Christa Théret : « J'ai besoin de sentir le centre de la terre »

Déjà une petite quinzaine d'années de carrière pour la comédienne découverte dans Le Couperet de Costa-Gavras et révélée par LOL. Dans Gaspard va au mariage, elle ne voit pas l'ours : elle revêt sa peau.


Est-ce le ton comique ou mélancolique du scénario de Gaspard va au mariage qui vous a le plus touchée à la première lecture ?
Christa Théret :
Sa mélancolie — je suis très mélancolique. Il y a des envolées, de la légèreté, plein de métaphores. Et l'on ressent aussi du spleen. Même si on n'est pas dans Baudelaire ! (rires)

Trouvez-vous cette famille “normale” ?
Aucune famille ne l'est. Mais celle-ci est en train de se libérer : les choses ne sont pas tues et il n'y a pas d'hypocrisie. Souvent, dans les repas de famille, on dit que chacun doit avoir une place, être bien sous tout rapport… Ici, la folie peut se libérer et il y a une honnêteté dans les rapports.

Vous endossez une peau d'ours durant quasiment tout le film. En quoi un costume de cette nature vous a-t-il aidé à composer votre personnage de Camille ?
Ça aide toujours, un costume. Avec une peau d'ours, on se sent un peu exclue, et en même temps il y a un côté très familier : c'est un peu comme un cocon, une cabane dont elle n'aurait jamais voulu descendre. Ça fait penser aussi à un déguisement d'enfance. Je ne me sentais pas déguisée quand je l'avais, c'était assez naturel — d'autant qu'il faisait un peu froid lorsqu'on tournait à l'extérieur. C'était comme un truc de super-héros : je me disais que Coline avait des super-pouvoirs, et que la nuit elle partait… Qu'elle était un peu princesse Mononoke, un peu guerrière…

Pensez-vous que votre jeu a été “contaminé” par l'animalité de l'ours ?
Un petit peu, oui. Quand je répétais avec le coach, les mouvements que l'on faisait, le fait d'être à quatre pattes, de grogner, se gratter, faisait écho à des choses de l'enfance qui ne sont pas si éloignées. En grandissant, on doit gommer tout cela parce que l'on vit ensemble et que l'on ne peut plus le faire. Mais finalement, si on se laisse un peu aller…

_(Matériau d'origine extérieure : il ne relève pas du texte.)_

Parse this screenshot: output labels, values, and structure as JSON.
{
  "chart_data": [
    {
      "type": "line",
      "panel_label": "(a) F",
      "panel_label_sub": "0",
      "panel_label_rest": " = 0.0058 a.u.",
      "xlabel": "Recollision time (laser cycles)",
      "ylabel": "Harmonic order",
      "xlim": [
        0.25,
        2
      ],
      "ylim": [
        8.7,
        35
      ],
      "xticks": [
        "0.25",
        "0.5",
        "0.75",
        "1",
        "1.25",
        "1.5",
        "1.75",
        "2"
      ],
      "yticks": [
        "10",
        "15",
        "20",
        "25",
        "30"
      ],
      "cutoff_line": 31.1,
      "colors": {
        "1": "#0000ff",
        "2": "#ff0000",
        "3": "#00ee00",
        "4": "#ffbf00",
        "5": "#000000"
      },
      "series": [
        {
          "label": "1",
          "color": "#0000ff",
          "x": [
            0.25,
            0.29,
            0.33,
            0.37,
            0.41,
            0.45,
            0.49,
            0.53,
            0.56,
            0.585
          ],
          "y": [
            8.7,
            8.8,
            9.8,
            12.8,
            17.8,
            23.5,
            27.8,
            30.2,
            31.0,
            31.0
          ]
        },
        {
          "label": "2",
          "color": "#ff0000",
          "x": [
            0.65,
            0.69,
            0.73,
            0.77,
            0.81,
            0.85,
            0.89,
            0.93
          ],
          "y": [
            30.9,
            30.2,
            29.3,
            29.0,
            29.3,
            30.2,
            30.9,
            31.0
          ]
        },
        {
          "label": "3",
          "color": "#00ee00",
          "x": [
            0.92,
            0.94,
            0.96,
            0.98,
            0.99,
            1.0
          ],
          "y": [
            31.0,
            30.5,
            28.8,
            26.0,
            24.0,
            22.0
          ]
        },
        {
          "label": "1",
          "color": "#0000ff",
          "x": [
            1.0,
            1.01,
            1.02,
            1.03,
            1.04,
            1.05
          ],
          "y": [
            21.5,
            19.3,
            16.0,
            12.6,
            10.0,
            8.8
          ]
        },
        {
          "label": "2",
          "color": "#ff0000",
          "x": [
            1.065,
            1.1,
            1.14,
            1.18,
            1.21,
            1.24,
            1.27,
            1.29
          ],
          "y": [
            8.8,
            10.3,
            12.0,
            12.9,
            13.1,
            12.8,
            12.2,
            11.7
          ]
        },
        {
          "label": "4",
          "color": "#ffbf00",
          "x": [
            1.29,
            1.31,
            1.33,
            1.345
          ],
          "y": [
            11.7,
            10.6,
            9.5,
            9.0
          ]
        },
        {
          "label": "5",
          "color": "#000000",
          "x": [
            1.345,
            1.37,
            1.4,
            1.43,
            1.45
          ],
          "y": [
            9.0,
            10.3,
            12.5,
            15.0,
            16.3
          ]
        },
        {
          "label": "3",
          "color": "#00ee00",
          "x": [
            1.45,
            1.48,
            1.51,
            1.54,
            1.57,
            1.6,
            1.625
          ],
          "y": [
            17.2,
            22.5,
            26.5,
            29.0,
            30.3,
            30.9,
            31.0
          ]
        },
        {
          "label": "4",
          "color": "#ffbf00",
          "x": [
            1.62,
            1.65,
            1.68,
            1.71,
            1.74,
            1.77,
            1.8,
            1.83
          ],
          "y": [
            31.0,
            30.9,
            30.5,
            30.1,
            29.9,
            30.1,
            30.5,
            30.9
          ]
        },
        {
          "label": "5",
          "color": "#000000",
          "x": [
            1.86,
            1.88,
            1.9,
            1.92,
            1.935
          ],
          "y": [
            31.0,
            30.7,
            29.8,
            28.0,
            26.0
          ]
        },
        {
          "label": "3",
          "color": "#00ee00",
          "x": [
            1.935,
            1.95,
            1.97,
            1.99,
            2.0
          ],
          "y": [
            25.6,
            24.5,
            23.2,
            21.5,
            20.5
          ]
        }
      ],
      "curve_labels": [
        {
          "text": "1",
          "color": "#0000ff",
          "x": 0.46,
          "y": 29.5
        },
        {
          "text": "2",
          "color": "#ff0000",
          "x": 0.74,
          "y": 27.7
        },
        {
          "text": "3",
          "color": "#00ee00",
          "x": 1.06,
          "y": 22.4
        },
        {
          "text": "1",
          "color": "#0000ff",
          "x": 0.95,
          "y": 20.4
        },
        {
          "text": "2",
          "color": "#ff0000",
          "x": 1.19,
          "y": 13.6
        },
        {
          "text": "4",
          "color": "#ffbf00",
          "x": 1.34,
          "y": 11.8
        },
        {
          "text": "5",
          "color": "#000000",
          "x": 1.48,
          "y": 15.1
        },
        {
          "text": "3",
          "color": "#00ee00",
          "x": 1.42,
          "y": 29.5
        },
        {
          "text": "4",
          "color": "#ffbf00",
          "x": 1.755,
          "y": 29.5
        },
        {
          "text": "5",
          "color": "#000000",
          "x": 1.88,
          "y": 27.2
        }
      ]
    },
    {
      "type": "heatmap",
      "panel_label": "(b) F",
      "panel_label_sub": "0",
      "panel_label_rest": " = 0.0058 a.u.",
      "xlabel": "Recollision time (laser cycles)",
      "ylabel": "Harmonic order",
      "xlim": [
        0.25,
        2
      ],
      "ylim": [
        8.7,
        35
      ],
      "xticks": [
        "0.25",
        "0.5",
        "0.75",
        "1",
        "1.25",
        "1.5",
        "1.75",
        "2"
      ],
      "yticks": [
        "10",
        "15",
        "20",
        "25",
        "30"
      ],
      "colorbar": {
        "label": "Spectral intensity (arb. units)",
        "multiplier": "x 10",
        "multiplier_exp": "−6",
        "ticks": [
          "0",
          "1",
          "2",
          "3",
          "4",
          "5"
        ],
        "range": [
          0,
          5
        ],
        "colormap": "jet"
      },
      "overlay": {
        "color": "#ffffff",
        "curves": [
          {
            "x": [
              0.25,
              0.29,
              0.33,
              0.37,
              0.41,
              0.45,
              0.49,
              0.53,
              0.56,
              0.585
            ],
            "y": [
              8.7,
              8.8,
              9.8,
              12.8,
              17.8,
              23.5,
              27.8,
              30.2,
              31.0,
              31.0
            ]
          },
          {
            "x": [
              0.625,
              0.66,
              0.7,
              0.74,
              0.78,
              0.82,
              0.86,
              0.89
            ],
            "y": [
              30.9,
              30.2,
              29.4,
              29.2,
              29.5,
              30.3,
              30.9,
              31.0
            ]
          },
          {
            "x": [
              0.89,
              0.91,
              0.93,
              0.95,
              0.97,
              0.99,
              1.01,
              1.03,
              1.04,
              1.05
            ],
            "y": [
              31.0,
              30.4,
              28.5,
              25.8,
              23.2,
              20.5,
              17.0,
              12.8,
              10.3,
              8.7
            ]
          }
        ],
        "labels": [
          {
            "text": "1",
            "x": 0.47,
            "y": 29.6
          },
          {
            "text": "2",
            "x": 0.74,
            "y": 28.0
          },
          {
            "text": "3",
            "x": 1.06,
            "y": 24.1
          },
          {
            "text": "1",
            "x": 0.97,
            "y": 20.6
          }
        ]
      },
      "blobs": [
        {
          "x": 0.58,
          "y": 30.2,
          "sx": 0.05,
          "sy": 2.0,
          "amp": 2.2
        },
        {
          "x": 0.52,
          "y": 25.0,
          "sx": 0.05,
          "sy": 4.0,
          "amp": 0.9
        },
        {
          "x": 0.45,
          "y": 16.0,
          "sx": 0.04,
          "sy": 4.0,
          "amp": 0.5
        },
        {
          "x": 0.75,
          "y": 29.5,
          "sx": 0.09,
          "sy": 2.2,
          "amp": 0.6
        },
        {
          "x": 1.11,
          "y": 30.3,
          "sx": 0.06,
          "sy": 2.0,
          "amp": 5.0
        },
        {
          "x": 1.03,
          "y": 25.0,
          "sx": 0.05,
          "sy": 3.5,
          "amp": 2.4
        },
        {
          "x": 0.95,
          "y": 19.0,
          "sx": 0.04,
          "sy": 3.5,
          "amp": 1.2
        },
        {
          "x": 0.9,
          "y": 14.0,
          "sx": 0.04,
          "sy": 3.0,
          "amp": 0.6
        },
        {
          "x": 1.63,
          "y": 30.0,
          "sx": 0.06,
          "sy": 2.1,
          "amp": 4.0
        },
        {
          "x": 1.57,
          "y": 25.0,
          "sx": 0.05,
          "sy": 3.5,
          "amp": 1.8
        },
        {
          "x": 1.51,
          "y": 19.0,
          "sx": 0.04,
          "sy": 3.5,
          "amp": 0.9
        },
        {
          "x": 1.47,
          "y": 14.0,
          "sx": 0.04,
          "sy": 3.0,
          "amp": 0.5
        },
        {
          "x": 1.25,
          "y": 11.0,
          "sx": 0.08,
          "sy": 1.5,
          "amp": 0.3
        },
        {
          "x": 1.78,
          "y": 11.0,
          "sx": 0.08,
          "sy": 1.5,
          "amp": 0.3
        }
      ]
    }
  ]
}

Est-il possible de donner son avis sur les costumes ?
Quand on se sent mal à l'aise, on peut réfléchir. Je sais que je ne suis pas très à l'aise avec des talons : j'ai besoin de sentir le centre de la terre. Déjà, on est un peu fébrile quand on joue, on est anxieux, donc ça me déstabiliserait... Si ça sert le personnage, c'est bien. Mais de moi-même, je n'en mettrais pas.

Comment se sont passées vos retrouvailles avec Félix Moati ?
Ça a aidé que l'on se connaisse d'avant : il y avait cet esprit un peu fraternel. Félix m'a vu un peu grandir, évoluer. Entre nous, il n'y avait pas de “manières” et un côté enfantin qui revenait assez vite.

Depuis LOL (2009), vos choix vous ont davantage conduit vers le cinéma d'art et d'essai… 
J'ai adoré faire LOL ! Tourner avec Lisa Azuelos, c'était vraiment génial. Le film se passe de génération en génération : les gamines de treize ans aujourd'hui me disent qu'elles le regardent tous les jours, et j'en suis super fière. C'est une grande joie pour moi que ce film perdure. Mais après, j'ai fait des choix : je ne suis pas entrée dans le cinéma populaire, je me sentais moins proche de cette famille de cinéma-là. Donc, j'ai opté pour des rôles dans des films plus marqués socialement, humainement, expérimentalement — et peut-être aussi qui m'intéressaient plus. 

Je vois moins le cinéma comme un divertissement. Pour moi, ce n'en est pas un. Quand je vais au cinéma, je ne me dis pas : « je vais me marrer » ; j'aime regarder un beau cadre, que ce soit lent. Tout ça me touche, et j'aime de plus en plus m'orienter dans cette direction. Bon ensuite, on fait avec le choix que l'on a : je n'ai pas été prise pour certains films que je voulais faire. Mais j'en ai fait d'autres.